Antes de que Meera supiera cómo responder, oyeron un sonido: el aullido distante de un lobo en la noche.

¿Verano? —preguntó Jojen, que escuchaba con atención.

—No. —Bran conocía la voz de su huargo.

—¿Estás seguro? —dijo el pequeño abuelo.

—Seguro. —Verano había ido lejos aquel día, a campo traviesa, y no regresaría hasta el crepúsculo.

«Quizá Jojen sea un verdevidente, pero no es capaz de distinguir a un lobo de un huargo.» Se preguntó por qué obedecían tanto a Jojen. No era un príncipe como Bran, ni tampoco fuerte y grande como Hodor, ni tan buen cazador como Meera, aunque, sin entender por qué, siempre era Jojen quien les decía qué había que hacer.

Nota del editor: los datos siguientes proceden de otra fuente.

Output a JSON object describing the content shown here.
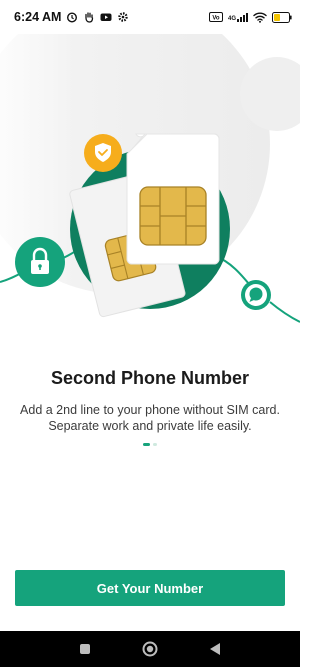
{
  "status_bar": {
    "time": "6:24 AM",
    "left_icons": [
      "alarm-icon",
      "hand-icon",
      "youtube-icon",
      "settings-icon"
    ],
    "right_icons": [
      "volte-icon",
      "signal-4g-icon",
      "wifi-icon",
      "battery-icon"
    ],
    "network_label": "4G"
  },
  "onboarding": {
    "title": "Second Phone Number",
    "subtitle": "Add a 2nd line to your phone without SIM card. Separate work and private life easily.",
    "page_indicator": {
      "current": 1,
      "total": 2
    },
    "illustration_icons": [
      "sim-card-icon",
      "shield-check-icon",
      "lock-icon",
      "chat-bubble-icon"
    ]
  },
  "cta": {
    "label": "Get Your Number"
  },
  "nav_bar": {
    "buttons": [
      "recents-button",
      "home-button",
      "back-button"
    ]
  },
  "colors": {
    "accent": "#15a37c",
    "dark_green": "#0f7f5f",
    "badge_orange": "#f6ad1c",
    "sim_chip": "#e3b84b"
  }
}
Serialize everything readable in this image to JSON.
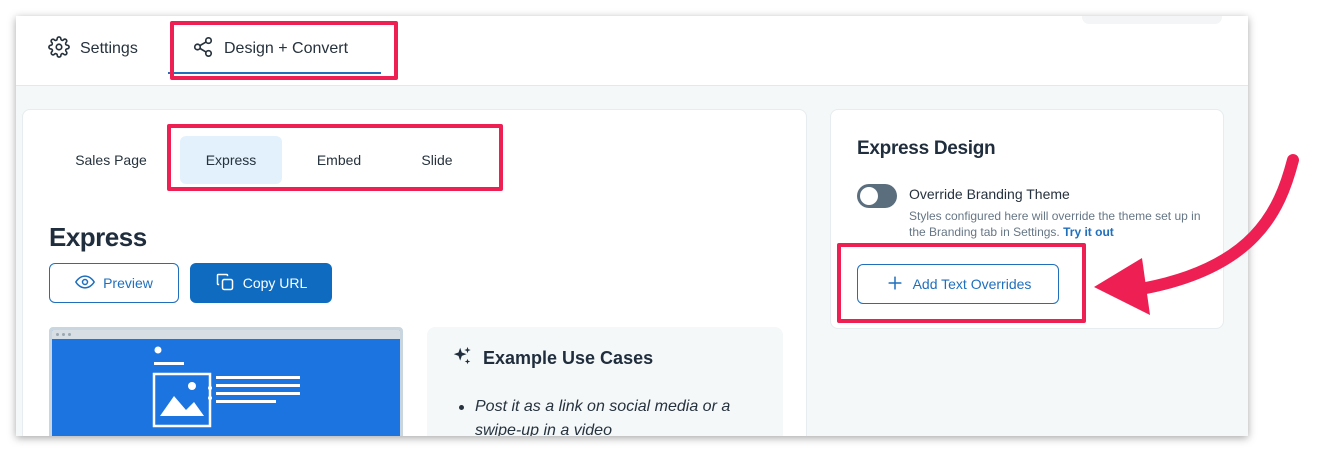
{
  "topbar": {
    "tabs": [
      {
        "label": "Settings",
        "icon": "gear-icon"
      },
      {
        "label": "Design + Convert",
        "icon": "share-icon"
      }
    ]
  },
  "subtabs": [
    "Sales Page",
    "Express",
    "Embed",
    "Slide"
  ],
  "main": {
    "heading": "Express",
    "preview_label": "Preview",
    "copy_url_label": "Copy URL",
    "use_cases": {
      "title": "Example Use Cases",
      "items": [
        "Post it as a link on social media or a swipe-up in a video"
      ]
    }
  },
  "express_design": {
    "title": "Express Design",
    "toggle_label": "Override Branding Theme",
    "toggle_state": "off",
    "help_text": "Styles configured here will override the theme set up in the Branding tab in Settings.",
    "help_link": "Try it out",
    "add_overrides_label": "Add Text Overrides"
  },
  "colors": {
    "accent": "#1f6fbd",
    "primary_button": "#0e6bc0",
    "highlight": "#ee1f52",
    "active_subtab": "#e2f1fb"
  }
}
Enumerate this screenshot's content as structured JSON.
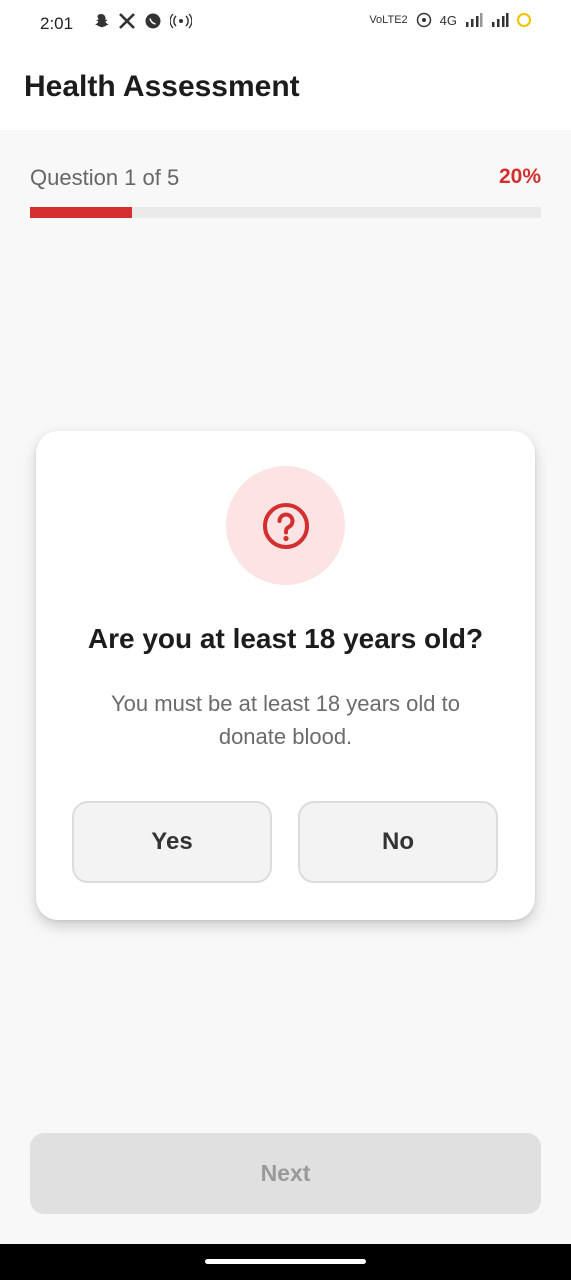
{
  "status_bar": {
    "time": "2:01",
    "left_icons": [
      "snapchat-icon",
      "x-icon",
      "chat-icon",
      "hotspot-icon"
    ],
    "network_badge": "VoLTE2",
    "network_type": "4G",
    "ring_color": "#f2c100"
  },
  "header": {
    "title": "Health Assessment"
  },
  "progress": {
    "label": "Question 1 of 5",
    "percent_label": "20%",
    "value": 0.2,
    "color": "#d32f2f"
  },
  "question": {
    "icon": "question-circle-icon",
    "title": "Are you at least 18 years old?",
    "description": "You must be at least 18 years old to donate blood.",
    "options": {
      "yes": "Yes",
      "no": "No"
    }
  },
  "footer": {
    "next_label": "Next",
    "next_enabled": false
  }
}
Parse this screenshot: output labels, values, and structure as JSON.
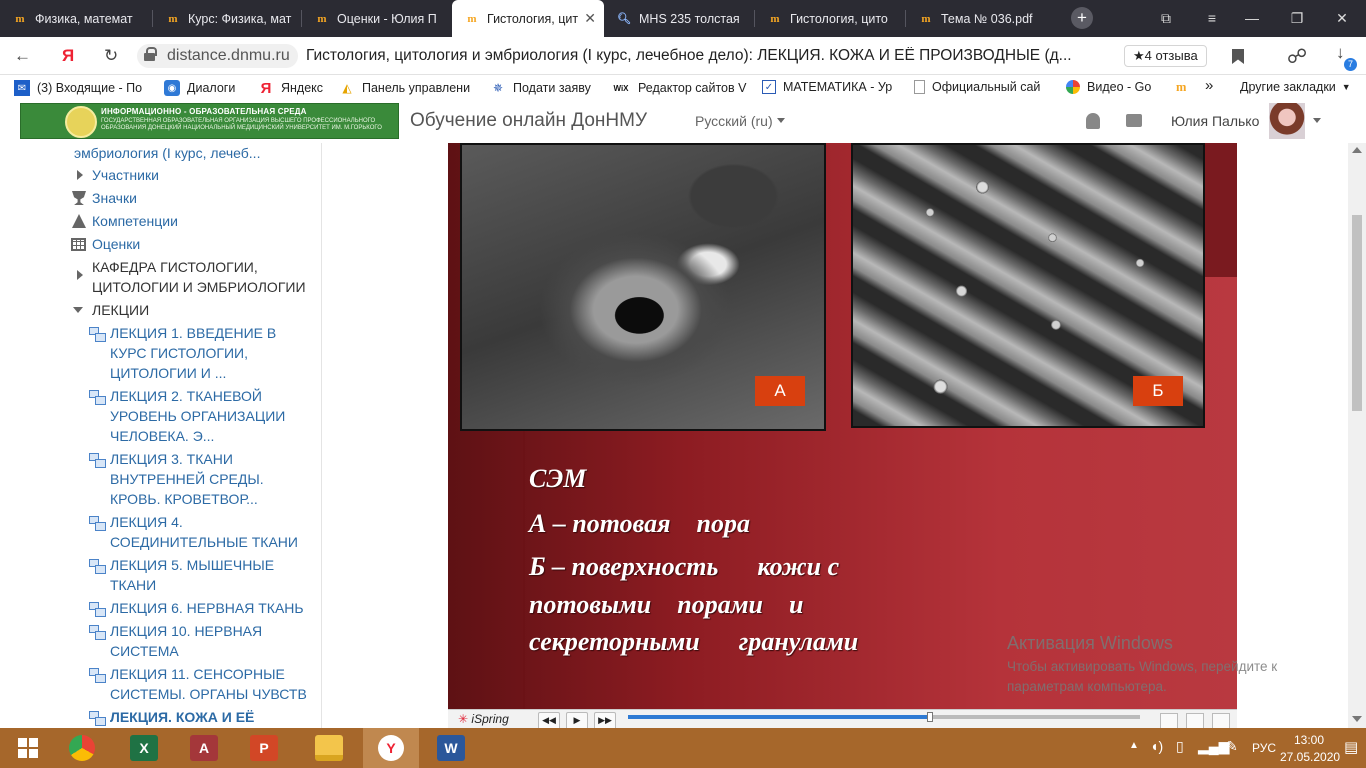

—Deberíamos robar caballos, como dice Meera —apuntó Bran—, y cabalgar hasta donde están los Umber en Último Hogar. —Se detuvo a pensar un instante—. O podríamos robar un bote y navegar Cuchillo Blanco abajo hasta Puerto Blanco. Allí manda ese gordo de Lord Manderly, que se mostró tan amistoso en la fiesta de la cosecha. Quería construir naves. Quizá haya construido algunas y podamos navegar hasta Aguasdulces y traer a casa a Robb con todo su ejército. Entonces no importaría que supieran que estoy vivo. Robb no dejaría que nadie nos hiciera daño.

—¡Hodor! —masculló Hodor—. Hodor, Hodor.

Sólo a él le gustaba el plan de Bran, aunque Meera se limitó a sonreírle y Jojen frunció el ceño. No prestaban atención a sus deseos nunca, ni siquiera por el hecho de que Bran era un Stark, y además un príncipe, y los Reed del Cuello eran vasallos de los Stark.

—Hooodor —dijo Hodor, balanceándose—. Hooooooooodor, Hoooooodor, Hodooor, Hodooor, Hodooor. —A veces le gustaba hacer eso, repetir su nombre de diferentes maneras, una y otra vez. En otras ocasiones se quedaba tan tranquilo que uno olvidaba su presencia. Con él no había manera de saber nada por anticipado—. ¡Hodor, Hodor, Hodor! —gritó.